The Ch264 observer infrastructure is reusable — bump the PC
window. The helper 0xBFC4D370 itself starts with addiu $sp,$sp,-NN; sw $ra,...; ... (standard MIPS prologue), so its
extent can be bounded by walking the BIOS dump to the next jr $ra; addiu $sp,$sp,NN or by reading the prologue/epilogue
delta directly. A first cut: 0xBFC4D370..0xBFC4D470 (256 bytes
= 64 instructions, generous upper bound).
The verdict logic can stay the same. The expected outcomes are identical to Ch264:
callee_no_data_reads→ helper computes from registers only. In that case Ch266 has to look at what populates those registers ($a0=0x0Fis set by the caller; what about other inputs?).callee_static_mmio_gate_found→ HIT. That's the polled device, and Ch266 models it.callee_static_ram_gate_found→ HIT. Some EE RAM location outside the scrubbed range is being read every pass; Ch266 models what writes there.callee_reads_vary_but_flow_static→ another thunk-layer.
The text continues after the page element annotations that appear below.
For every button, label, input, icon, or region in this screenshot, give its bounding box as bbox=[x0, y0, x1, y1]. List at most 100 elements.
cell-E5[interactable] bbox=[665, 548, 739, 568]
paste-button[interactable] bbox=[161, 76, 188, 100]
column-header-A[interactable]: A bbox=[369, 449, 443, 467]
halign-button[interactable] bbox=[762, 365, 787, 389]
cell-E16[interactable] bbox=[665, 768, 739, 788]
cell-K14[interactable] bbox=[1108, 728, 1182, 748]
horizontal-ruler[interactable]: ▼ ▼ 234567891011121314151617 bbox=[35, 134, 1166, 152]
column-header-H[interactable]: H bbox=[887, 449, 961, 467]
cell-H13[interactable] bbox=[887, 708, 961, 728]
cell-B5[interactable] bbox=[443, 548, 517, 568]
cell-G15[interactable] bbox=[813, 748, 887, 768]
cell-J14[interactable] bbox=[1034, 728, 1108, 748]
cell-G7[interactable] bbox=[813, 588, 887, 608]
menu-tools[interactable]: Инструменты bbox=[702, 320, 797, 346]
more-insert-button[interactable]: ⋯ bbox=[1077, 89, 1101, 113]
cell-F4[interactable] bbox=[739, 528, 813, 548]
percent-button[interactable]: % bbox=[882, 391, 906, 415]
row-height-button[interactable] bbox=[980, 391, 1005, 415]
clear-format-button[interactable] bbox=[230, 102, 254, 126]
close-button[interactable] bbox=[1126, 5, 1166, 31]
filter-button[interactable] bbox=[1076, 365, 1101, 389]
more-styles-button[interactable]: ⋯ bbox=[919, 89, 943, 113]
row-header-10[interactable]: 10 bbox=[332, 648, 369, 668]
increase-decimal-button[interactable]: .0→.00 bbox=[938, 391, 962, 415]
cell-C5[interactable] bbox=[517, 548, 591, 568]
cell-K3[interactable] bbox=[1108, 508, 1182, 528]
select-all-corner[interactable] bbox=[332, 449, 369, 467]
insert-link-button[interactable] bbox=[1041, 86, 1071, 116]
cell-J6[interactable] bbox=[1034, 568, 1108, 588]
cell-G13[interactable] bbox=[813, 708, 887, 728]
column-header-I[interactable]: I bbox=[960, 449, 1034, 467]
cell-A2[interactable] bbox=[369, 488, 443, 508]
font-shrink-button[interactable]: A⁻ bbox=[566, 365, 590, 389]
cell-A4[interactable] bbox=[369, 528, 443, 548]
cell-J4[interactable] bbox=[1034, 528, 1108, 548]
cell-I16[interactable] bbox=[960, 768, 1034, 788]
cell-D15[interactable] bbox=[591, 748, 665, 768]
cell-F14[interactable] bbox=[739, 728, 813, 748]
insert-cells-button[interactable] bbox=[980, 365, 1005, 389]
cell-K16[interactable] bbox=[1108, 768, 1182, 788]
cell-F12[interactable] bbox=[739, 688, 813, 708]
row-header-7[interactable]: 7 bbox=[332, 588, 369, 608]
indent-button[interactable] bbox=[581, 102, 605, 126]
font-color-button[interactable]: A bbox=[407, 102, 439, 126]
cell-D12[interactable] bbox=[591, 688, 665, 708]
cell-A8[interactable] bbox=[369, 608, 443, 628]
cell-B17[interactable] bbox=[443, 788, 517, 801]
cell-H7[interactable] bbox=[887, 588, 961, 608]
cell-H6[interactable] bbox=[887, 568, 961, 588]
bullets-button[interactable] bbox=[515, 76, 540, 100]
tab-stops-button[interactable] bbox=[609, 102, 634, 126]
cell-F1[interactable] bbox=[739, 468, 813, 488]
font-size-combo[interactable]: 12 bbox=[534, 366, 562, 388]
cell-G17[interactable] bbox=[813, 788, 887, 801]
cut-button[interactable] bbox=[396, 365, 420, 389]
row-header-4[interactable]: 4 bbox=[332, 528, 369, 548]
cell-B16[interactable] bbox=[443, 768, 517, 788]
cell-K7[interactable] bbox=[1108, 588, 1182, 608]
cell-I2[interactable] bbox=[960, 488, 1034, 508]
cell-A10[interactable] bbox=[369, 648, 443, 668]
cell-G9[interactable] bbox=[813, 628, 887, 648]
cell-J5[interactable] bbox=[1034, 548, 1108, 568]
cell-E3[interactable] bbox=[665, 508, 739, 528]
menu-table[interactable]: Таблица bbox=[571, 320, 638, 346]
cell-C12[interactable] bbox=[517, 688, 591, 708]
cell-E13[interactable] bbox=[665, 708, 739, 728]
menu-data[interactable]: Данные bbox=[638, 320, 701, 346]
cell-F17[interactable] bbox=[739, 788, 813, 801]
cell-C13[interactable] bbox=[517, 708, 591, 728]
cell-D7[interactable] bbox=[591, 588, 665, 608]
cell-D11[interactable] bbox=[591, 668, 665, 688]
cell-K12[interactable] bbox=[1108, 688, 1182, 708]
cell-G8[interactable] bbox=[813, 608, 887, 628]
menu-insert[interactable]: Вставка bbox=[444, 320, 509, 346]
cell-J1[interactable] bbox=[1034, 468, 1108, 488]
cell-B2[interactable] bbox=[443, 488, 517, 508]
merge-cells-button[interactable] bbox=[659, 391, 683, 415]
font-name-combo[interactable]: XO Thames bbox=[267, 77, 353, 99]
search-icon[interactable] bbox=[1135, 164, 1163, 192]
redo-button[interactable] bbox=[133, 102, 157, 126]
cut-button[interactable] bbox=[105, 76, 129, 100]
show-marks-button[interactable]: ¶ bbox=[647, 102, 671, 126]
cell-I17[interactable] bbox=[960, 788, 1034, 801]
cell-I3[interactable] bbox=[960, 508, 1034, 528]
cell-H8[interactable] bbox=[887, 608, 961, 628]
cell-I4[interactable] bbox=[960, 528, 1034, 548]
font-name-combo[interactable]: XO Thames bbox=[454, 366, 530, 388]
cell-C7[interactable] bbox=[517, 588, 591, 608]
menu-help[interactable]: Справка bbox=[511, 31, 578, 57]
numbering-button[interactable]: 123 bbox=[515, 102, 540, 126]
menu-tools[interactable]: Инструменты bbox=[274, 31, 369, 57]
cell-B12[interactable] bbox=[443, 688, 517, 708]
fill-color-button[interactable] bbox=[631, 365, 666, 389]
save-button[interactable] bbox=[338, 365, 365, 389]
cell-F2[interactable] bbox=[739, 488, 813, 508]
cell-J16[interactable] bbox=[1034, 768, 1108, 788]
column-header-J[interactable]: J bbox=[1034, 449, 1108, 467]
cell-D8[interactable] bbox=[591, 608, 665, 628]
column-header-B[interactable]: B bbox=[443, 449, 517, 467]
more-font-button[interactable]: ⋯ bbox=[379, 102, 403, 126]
Recurse: Ch266 autopsies whatever JAL the helper makes.
Files changed
sim/tb/integration/tb_ee_core_bios_smoke.sv— added\ifdef CH264_CALLEE_AUTOPSYblock (capture arrays, combinational predicates,always_ffcapture, region-name task,ch264_print_autopsytask with verdict logic). Added twoch264_print_autopsy()` call sites (halt path + timeout path), each gated by the same ifdef.sim/Makefile— newtb_ee_core_bios_long_callee_autopsytarget (-DCH264_CALLEE_AUTOPSYonly — no Ch262/Ch263 needed for this observer).
iverilog 12 gotcha avoided
The first compile attempt used return; to early-exit the
n == 0 case in ch264_print_autopsy. iverilog 12 rejects
return inside task. Rewrote as if (n==0) ... else begin ...full body... end. Same logic, no early return. Worth a note
because future autopsy-style tasks will probably hit this
again.
Regression
Full regression: 157 / 157 with the new target off by default
(CH264_CALLEE_AUTOPSY undefined for routine builds).
Standing by for Codex's Ch265 call. Recommendation: aim the
existing observer at 0xBFC4D370 and recompile. No new RTL,
no new TB scaffolding — just a parameter bump.